Episode 99

Three lessons from Open the valve. Because creativity loves a triangle.

With Three lessons,
February 5, 2026

What we talked about

John Klymshyn & Isaac Naor join Federico Ramallo for a special episode: three voices, three lessons, and three stories inspired by Open the Valve, the third installment in the “Intersections That Illuminate” series. They unpack how creativity shows up at key intersections:like rest and risk, language and music, and brain and mind:and why this book is meant as encouragement for creative practitioners, not a step-by-step “how-to.”

Show notes

Episode 99 brings together three collaborators, John Klymshyn, Isaac Naor, and Federico Ramallo, to discuss Open the Valve, a book about creativity that almost named itself in the room when someone pointed out that “Abre la válvula” sounds like you’re asking someone on a date, while the English title sounds like a mechanic on your front lawn.

What we covered

  • The book emerged not as a how-to guide but as encouragement for what Klymshyn calls “creative practitioners”, anyone who brings creativity to their work, whether they’re a musician, coder, architect, or entrepreneur. The term itself came from Isaac Naor during the writing process and reshaped how Klymshyn framed the entire work.
  • Federico’s role began when he asked who would translate the book into Spanish, and, as tends to happen, the person who raises the question ends up doing the work. What started as a translation became a full cultural adaptation, with Federico adding references like the Argentine card game Truco to bring the “power of three” concept alive for Latin American readers.
  • The Spanish edition is explicitly a collaboration, not a translation: some of Federico’s additions were compelling enough that Klymshyn folded them back into the English version. The book covers three distinct Spanish-speaking audiences, Latin America, Spain, and Argentina (where they speak Castellano, not Spanish), each requiring different cultural considerations.
  • Klymshyn describes creativity as solitary but not lonely: the initial act of pulling an idea from nothing and making it tangible is necessarily done alone, but the work is shaped by collaboration. Loneliness in creative work, as Isaac put it, is a lack of focus, not a lack of people.
  • A Reddit thread arguing about whether Klymshyn’s 20-year-old book on sales management was the best ever written arrived just before recording, a concrete illustration of the point the three were making about how a book’s delay from creation to impact is measured not in days but in decades.
  • The book’s chapters are designed to be read in any order, starting anywhere, the structure exists only because publishers require one. Klymshyn’s hope is that readers open to the ninth chapter (a multiple of three), start there, and then go to work: close the book, pick up the pen, and begin.

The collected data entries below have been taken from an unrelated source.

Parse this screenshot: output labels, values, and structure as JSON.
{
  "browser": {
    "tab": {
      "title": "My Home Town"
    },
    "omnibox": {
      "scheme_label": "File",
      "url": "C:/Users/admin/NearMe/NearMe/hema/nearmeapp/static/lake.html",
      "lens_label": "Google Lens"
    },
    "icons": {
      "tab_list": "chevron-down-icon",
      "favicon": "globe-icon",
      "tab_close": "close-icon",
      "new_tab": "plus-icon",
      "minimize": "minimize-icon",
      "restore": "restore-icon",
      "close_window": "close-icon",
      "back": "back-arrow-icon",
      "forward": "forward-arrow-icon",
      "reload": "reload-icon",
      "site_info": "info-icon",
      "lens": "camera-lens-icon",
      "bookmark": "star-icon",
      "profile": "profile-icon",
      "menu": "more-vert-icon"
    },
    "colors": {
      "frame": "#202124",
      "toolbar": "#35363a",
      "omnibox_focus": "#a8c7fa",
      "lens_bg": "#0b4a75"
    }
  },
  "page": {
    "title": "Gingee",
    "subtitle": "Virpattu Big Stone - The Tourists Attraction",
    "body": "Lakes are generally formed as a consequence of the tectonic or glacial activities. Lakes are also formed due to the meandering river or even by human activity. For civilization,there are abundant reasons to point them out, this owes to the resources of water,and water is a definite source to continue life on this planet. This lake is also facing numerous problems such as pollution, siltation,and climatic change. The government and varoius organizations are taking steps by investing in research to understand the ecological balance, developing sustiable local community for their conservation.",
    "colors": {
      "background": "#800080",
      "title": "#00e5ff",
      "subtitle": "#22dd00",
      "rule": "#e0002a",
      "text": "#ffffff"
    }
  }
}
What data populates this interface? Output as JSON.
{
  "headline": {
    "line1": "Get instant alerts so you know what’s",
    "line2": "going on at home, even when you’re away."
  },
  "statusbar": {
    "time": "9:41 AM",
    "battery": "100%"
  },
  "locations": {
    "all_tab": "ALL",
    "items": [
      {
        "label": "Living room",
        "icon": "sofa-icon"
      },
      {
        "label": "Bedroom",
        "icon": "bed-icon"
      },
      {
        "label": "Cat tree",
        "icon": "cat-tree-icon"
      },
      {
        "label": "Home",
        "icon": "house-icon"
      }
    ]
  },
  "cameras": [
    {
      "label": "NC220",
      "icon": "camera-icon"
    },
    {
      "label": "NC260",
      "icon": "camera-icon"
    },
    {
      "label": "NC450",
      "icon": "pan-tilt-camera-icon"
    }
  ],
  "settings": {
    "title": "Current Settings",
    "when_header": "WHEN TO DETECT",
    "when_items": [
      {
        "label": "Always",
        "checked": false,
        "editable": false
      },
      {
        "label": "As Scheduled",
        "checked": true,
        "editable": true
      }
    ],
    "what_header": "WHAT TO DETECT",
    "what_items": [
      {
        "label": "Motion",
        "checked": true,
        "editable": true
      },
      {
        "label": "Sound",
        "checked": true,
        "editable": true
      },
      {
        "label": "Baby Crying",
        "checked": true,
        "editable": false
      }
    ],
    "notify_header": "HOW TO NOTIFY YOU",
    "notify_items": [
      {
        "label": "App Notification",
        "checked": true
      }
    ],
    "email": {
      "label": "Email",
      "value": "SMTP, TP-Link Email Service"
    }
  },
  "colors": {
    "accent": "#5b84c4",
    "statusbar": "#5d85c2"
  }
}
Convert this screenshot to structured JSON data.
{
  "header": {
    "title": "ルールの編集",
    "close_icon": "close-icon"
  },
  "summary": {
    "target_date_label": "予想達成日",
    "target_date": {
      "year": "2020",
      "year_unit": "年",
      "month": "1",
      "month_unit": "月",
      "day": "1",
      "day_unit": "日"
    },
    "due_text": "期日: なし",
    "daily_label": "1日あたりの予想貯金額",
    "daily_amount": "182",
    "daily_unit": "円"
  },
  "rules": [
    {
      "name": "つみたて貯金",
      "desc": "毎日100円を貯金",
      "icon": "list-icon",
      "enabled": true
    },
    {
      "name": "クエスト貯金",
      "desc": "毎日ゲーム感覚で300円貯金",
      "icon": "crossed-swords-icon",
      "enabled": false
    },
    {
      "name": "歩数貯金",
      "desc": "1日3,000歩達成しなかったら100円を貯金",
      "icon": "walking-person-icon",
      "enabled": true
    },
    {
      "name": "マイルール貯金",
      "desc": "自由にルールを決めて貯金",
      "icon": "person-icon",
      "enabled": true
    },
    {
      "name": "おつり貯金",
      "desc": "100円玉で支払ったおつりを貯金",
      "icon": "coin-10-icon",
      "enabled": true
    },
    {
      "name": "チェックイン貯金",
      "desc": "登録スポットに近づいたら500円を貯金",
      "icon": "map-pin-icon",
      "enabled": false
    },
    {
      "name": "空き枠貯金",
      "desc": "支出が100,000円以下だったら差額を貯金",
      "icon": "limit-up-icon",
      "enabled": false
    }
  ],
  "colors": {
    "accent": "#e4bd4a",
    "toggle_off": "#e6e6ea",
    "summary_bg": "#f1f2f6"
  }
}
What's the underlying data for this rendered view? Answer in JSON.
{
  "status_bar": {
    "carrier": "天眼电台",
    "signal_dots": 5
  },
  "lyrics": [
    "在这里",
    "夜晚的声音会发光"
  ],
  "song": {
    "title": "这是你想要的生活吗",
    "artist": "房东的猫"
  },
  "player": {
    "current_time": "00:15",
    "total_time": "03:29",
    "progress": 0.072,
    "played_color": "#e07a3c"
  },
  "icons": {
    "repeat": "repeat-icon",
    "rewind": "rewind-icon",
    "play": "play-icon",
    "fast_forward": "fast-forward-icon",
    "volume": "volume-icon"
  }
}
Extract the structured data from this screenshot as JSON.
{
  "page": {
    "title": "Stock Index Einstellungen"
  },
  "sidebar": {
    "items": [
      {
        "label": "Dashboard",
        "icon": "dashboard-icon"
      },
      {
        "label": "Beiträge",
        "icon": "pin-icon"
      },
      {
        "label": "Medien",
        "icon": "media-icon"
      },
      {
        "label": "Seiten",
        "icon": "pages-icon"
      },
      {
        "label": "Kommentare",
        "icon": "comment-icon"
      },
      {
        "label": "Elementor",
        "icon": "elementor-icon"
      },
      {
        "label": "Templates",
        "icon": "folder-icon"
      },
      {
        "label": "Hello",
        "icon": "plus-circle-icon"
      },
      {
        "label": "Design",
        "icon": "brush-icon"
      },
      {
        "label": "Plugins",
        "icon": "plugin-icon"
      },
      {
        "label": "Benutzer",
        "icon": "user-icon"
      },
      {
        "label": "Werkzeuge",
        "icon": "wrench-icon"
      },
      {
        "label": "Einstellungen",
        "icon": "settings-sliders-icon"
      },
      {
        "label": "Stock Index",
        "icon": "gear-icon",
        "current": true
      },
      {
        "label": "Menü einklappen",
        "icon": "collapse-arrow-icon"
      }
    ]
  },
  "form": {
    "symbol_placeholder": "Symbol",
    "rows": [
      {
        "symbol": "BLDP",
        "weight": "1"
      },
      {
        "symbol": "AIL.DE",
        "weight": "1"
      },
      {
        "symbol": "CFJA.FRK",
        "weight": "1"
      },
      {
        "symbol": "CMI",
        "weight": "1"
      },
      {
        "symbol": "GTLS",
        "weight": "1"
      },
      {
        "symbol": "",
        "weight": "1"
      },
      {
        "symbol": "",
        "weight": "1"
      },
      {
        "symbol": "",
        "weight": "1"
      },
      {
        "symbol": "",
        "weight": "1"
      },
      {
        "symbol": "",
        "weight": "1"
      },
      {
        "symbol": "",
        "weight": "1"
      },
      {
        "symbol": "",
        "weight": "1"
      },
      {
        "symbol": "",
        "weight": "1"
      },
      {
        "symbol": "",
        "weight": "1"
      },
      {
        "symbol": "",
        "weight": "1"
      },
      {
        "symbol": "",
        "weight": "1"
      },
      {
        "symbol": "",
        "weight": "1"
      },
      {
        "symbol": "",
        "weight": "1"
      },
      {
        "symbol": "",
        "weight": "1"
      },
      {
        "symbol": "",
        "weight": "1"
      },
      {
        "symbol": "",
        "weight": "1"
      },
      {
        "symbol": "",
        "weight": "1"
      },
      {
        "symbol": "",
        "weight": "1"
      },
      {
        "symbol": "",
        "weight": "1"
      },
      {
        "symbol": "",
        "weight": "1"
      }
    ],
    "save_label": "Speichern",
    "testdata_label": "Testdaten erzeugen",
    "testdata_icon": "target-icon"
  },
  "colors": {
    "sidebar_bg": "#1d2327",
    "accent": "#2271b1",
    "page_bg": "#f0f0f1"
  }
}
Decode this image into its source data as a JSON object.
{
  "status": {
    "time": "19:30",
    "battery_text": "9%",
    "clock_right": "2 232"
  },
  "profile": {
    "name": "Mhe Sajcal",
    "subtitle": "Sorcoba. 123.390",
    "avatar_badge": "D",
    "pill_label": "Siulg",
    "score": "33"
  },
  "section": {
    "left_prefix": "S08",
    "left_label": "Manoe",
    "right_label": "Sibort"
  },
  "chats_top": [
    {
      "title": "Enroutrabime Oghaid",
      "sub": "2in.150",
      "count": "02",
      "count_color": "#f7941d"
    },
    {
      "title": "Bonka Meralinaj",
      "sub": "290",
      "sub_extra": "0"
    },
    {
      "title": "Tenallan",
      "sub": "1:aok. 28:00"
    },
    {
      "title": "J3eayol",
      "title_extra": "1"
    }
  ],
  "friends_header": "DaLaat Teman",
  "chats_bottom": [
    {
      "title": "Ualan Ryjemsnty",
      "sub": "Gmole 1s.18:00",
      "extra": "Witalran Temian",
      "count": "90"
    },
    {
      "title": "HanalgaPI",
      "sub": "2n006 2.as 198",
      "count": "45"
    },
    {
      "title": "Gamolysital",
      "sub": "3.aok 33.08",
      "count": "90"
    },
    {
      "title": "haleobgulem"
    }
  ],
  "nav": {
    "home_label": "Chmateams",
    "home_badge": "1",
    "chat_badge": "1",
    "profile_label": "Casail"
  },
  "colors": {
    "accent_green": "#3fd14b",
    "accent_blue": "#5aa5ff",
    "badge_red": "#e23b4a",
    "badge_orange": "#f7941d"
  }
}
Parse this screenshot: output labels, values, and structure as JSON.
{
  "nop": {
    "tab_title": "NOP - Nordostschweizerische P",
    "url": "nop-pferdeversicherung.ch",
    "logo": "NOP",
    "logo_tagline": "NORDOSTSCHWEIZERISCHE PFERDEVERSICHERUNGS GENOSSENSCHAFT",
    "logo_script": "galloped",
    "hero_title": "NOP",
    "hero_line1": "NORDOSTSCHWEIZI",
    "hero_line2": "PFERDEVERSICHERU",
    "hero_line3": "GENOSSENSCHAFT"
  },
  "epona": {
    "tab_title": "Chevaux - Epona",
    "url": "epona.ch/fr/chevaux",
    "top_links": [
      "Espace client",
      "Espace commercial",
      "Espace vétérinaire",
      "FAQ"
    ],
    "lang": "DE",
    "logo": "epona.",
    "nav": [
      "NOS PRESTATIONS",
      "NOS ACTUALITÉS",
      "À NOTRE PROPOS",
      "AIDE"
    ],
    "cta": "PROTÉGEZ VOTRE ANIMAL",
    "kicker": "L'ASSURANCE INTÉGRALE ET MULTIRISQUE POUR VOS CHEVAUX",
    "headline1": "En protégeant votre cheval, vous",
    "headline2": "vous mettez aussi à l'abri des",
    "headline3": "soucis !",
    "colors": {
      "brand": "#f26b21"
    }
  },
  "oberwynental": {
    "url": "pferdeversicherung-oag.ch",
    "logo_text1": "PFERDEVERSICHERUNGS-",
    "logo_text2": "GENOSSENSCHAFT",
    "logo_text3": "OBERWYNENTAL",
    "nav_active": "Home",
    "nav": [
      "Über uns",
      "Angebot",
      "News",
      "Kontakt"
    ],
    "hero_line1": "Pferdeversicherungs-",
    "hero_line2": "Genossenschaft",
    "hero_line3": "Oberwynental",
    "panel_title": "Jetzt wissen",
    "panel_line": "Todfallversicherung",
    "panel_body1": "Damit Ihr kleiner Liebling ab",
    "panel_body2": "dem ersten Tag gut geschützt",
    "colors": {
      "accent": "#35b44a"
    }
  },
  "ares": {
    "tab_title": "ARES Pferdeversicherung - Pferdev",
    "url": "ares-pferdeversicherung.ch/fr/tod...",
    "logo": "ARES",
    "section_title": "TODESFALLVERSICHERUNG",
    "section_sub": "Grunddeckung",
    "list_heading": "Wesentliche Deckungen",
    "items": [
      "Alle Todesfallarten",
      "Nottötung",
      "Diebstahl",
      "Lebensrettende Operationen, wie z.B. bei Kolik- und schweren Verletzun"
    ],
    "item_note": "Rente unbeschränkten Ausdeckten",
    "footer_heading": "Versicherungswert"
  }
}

About John Klymshyn and Isaac Naor

John Klymshyn is an author, speaker, and creative practitioner whose work on sales management has been debated on Reddit for twenty years. Isaac Naor is a designer and inventor whose visual thinking shaped the illustrations and conceptual framework of Open the Valve. Federico Ramallo is the host of the PreVetted Podcast and co-author of the Spanish-language edition, Abre la válvula.


Episode 99 of the PreVetted Podcast.